Draco fasste den vagen Entschluss, Neville einmal anzusprechen, er sah ihn öfters im Zaubereiministerium und außerdem wusste Goldikova offensichtlich mehr über ihn. Warum Henry sich jedoch nicht gegen seinen tatsächlichen Peiniger, nämlich Fenrir Greyback, gewandt hatte, das verstand Draco nicht. Für ihn schien das vollkommen logisch, doch natürlich war seine Tante Bellatrix Lestrange die Hauptschuldige. Sie hatte Henry seines Lebens beraubt, nicht Greyback. Doch Bellatrix war tot, gestorben während der letzten Schlacht um Hogwarts. Damit war Henry seines Gegenspielers beraubt worden und der nächste, lebende Anwesende dieser schrecklichen Nacht war nun einmal sein Vater: Lucius Malfoy.

Dennoch wusste Draco nicht, was wieso Henry und Greyback hinter ihm her waren. Vielleicht wollte Henry Lucius Familie etwas ähnliches antun. Außer natürlich, es war nicht Henry, oder einer der Wölfe war nicht Greyback, sondern Goldikova. Er wusste selbst nicht, warum er sie immer wieder verdächtigte, doch es konnte kaum mit rechten Dingen zugehen, wenn sie bei Vollmond verschwand. Sie war eine liebevolle Freundin, aber irgendetwas stimmte mit ihr nicht. Schon allein das Wort Freundin passte nicht zu ihr. Von Liebe hatte sie nie gesprochen und sie machte auch keine Anstalten es zu tun.

Draco tat es von sich aus ebenfalls nicht, er war einfach kein Mensch, der seine Gefühle jedem auf die Nase band und schon gar nicht ihr, denn gerade für sie hegte er tiefere Gefühle, als er es je für möglich gehalten hatte. Doch er war sich nicht sicher, ob sie das auch tat und so schwieg er einfach und hoffte, dass sich ihre ganze, seltsame Beziehung irgendwie regelte. Bisher hatte sie das auch getan, es funktionierte ja doch irgendwie. Vielleicht war es dennoch an der Zeit, sein Leben einmal zu regeln. Nichts tun hatte ihn in diese Situation gebracht. Jetzt war sein Handeln gefragt.

Er nahm an einer Kreuzung den Weg nach links und beschleunigte seinen Schritt. Er wollte zu Goldikova. Es brachte ihm nichts, darüber nachzudenken, er musste mit ihr reden.

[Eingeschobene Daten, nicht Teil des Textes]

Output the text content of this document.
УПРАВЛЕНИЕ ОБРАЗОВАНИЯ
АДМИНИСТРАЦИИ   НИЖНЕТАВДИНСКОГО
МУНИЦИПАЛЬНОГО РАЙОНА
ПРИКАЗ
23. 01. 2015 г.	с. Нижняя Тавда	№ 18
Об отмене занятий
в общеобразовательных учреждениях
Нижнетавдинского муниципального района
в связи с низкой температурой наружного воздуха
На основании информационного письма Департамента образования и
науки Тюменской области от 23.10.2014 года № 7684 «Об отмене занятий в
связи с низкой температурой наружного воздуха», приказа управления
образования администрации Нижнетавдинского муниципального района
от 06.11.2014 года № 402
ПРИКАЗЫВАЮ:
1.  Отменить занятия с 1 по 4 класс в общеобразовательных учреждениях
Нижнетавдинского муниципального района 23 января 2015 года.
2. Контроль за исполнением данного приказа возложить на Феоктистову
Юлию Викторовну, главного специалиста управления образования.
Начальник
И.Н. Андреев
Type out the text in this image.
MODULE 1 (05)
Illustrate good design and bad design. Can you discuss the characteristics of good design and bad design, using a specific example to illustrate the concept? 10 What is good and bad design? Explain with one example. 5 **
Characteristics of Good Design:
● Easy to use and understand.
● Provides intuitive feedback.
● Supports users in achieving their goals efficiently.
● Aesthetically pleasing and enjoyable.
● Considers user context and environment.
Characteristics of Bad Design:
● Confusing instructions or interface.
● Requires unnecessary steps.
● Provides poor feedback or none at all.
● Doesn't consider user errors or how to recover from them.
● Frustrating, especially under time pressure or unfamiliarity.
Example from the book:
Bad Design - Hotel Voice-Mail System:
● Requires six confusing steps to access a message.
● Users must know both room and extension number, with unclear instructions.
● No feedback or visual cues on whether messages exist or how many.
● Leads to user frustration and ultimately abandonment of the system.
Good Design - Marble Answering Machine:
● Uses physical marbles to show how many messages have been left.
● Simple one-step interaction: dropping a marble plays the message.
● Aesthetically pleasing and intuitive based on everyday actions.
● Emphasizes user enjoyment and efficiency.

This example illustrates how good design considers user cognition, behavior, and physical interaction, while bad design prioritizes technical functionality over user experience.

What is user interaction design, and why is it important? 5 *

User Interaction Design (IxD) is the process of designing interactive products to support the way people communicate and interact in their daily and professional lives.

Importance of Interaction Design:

Es war laut in den Straßen von London, überall musste Draco sich seinen Weg durch Baustellen und Menschenmassen bahnen, bis er schließlich das kleine, heruntergekommene Viertel erreichte, in dem Goldikova lebte. Dort war es ruhiger, aber auch schmutziger. Als er das Hochhaus erreichte, atmete er schwer und musste sich einen Moment sammeln, bevor er auf die Klingel drückte. Der Misstönende Laut tat ihm in den Ohren weh. Er klingelte erneut. Stille. Das durfte doch jetzt nicht sein, sie war sicherlich da, es war Samstag, normalerweise war sie bei ihm, doch er hatte sie nach Hause geschickt. Vermutlich öffnete sie einfach nur nicht, weil sie wütend auf ihn war. Wer sollte ihr das auch verübeln?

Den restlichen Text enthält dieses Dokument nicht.